Będąc na placu możemy wszystkiego spróbować. Sprzedający często częstują nas swoimi towarami dzięki czemu mamy okazję poczuć różnicę w smaku między różnymi odmianami roślin, a także określić swoje preferencje. Z czasem zobaczymy jak bardzo rozrosła się nasza wiedza kulinarna. Będziemy w stanie z głowy dobierać lepsze składniki do naszych potraw, a także eksperymentować w kuchni z lepszym skutkiem. Kształtujmy swój smak!

Ważna jest godzina
Ponieważ targi działają od wczesnych godzin porannych, warto wybrać się na nie jak najwcześniej. Mamy wtedy pewność, że kupowane towary nie przeleżały całego dnia na stoisku, że nie straciły jędrności, koloru, wartości odżywczych. Zresztą, to co najlepsze znika najszybciej i dla tego próżno szukać na popołudniowym targu np. młodych szparagów.

Budowanie relacji
Chodząc na targi regularnie poznamy wielu sprzedawców i będziemy mieć coraz większe zaufanie zarówno do nich jak i do oferowanych przez nich produktów. Budujmy z nimi relacje, a zakupy staną się przyjemniejsze.

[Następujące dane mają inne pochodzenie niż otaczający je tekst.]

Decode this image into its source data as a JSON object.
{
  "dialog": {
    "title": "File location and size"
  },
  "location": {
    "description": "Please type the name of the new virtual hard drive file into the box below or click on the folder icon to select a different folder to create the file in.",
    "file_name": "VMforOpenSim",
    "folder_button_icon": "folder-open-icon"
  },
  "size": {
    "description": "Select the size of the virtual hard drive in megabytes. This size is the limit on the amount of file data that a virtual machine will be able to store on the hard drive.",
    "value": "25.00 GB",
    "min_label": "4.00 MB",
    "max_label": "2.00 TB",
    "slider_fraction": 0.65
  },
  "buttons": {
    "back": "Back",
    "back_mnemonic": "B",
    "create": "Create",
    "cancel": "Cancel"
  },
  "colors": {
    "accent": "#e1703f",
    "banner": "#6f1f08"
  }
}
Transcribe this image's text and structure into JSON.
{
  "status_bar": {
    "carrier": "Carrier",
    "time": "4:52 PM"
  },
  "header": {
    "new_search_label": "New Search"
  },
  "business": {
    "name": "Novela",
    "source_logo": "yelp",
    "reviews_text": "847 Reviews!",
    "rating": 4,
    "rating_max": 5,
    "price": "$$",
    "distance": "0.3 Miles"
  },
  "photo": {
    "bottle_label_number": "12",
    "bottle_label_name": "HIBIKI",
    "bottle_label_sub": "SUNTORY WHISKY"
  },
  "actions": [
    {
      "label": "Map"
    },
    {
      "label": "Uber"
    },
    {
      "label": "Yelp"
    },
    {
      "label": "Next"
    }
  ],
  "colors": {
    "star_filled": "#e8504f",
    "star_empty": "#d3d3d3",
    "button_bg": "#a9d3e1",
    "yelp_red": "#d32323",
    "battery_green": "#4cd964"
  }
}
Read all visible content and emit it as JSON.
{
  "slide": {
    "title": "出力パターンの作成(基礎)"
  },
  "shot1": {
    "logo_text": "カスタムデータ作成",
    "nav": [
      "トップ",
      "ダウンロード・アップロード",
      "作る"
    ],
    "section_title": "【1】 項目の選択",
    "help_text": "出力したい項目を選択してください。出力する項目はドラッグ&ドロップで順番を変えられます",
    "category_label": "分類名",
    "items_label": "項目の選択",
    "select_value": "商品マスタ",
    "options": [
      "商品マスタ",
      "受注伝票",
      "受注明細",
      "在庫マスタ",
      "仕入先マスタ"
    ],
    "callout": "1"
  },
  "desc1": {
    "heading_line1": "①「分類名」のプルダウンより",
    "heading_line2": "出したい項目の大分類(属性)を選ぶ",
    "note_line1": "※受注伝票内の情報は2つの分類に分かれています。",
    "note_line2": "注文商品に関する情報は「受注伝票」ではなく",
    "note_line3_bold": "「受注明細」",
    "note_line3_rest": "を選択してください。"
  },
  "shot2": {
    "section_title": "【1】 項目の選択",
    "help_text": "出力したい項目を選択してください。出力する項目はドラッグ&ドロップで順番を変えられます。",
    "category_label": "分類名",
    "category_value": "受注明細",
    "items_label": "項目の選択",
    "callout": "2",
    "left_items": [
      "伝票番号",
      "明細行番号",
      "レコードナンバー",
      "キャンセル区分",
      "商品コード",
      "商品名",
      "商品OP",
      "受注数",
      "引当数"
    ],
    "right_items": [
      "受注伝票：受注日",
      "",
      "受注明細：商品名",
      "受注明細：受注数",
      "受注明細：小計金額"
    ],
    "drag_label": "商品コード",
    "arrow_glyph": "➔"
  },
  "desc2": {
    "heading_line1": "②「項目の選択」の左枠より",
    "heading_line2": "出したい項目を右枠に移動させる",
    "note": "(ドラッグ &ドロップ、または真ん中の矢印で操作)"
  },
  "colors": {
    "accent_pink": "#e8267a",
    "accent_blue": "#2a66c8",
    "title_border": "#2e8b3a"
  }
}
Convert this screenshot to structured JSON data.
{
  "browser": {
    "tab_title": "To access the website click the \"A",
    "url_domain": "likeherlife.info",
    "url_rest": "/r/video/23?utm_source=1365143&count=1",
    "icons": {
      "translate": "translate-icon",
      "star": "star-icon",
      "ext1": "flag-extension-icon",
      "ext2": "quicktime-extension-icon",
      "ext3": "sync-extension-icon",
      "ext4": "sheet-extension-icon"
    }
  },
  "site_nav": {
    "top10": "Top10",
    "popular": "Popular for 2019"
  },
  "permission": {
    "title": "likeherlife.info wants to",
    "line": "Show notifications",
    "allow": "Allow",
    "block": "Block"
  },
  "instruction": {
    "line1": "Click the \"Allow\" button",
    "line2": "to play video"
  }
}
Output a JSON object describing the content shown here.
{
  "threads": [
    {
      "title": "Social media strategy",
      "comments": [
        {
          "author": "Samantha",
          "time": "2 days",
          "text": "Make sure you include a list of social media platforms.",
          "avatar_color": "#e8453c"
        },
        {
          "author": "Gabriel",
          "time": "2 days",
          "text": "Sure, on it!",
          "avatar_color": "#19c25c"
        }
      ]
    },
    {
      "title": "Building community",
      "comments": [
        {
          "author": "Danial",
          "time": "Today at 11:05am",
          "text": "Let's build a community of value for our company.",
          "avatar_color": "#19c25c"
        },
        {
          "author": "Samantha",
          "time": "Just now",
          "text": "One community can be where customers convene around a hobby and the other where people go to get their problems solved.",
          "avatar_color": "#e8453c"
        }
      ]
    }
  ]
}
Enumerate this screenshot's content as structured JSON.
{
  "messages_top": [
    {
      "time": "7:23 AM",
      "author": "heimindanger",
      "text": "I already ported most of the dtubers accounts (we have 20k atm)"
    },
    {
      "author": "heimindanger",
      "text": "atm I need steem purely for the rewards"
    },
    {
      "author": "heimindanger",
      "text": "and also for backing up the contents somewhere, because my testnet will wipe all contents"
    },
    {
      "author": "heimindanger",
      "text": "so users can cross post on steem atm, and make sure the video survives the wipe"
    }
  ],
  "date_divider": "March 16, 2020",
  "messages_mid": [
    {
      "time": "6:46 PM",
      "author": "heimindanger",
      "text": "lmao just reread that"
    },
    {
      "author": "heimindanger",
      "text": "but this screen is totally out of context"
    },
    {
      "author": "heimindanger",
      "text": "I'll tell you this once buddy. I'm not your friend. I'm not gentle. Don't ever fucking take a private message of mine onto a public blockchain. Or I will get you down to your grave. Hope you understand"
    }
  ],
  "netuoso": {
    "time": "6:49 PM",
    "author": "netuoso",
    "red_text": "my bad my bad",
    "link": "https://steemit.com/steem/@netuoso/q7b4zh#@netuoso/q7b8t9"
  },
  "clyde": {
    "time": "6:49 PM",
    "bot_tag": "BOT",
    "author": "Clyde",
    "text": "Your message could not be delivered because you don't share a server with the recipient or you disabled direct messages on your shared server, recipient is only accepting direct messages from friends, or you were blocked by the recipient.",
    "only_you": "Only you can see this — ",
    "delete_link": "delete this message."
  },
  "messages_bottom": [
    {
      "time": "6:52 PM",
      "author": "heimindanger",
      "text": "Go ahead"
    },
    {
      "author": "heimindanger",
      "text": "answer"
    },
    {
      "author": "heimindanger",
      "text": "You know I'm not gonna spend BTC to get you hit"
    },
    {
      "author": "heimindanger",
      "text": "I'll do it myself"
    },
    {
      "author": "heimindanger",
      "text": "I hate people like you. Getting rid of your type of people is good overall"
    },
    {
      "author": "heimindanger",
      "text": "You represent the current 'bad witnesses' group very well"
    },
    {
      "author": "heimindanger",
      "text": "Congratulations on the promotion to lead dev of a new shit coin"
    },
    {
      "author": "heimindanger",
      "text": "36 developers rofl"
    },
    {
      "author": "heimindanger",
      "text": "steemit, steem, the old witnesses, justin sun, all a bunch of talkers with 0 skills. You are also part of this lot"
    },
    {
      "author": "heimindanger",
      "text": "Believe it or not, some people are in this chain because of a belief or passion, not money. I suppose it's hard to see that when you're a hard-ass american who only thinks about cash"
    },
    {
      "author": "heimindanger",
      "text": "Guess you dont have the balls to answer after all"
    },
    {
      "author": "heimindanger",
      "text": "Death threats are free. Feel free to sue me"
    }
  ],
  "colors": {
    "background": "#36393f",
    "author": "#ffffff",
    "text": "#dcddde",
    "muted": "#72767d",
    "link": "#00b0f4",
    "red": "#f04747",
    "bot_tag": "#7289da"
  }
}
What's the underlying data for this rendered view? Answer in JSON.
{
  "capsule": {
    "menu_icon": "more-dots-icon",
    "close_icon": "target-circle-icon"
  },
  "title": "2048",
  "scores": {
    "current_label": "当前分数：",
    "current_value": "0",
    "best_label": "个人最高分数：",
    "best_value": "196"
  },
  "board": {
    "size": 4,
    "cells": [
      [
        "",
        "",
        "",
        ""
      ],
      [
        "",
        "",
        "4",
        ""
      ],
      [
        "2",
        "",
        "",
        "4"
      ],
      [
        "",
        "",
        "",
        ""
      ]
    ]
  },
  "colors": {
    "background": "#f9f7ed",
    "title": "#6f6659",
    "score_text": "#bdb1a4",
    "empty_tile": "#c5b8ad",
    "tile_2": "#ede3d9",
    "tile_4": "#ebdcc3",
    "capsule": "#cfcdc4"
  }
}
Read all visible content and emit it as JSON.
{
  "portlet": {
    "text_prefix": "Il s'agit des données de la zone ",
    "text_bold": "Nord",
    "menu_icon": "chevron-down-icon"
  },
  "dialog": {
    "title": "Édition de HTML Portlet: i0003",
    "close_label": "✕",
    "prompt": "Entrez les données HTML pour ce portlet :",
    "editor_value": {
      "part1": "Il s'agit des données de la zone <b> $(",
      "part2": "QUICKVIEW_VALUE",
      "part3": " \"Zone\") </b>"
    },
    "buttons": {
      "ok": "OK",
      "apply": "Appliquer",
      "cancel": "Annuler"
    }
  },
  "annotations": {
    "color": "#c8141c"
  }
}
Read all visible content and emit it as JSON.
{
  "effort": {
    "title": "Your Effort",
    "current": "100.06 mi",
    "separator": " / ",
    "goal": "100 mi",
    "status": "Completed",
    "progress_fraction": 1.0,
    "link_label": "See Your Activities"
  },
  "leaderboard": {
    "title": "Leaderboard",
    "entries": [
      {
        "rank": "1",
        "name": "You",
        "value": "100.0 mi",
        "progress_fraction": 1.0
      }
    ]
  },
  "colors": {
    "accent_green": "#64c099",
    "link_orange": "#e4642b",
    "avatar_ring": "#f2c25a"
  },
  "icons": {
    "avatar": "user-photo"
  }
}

Wypad na targ będzie miał po części walory spotkania towarzyskiego.

Czystość?
Oczywiście unikajmy stoisk, gdzie widzimy panujący bałagan, sprzedawców nie przestrzegających zasad BHP, brudnych półek czy stoisk. Ale nie popadajmy w obłęd. Ziemia na warzywach bulwiastych, czy na liściach sałat nie jest niczym złym. Może nam wręcz mówić, że warzywo nie było myte po wyciągnięciu z ziemi i, że przyjechało na targ prosto z pola – a tego przecież szukamy.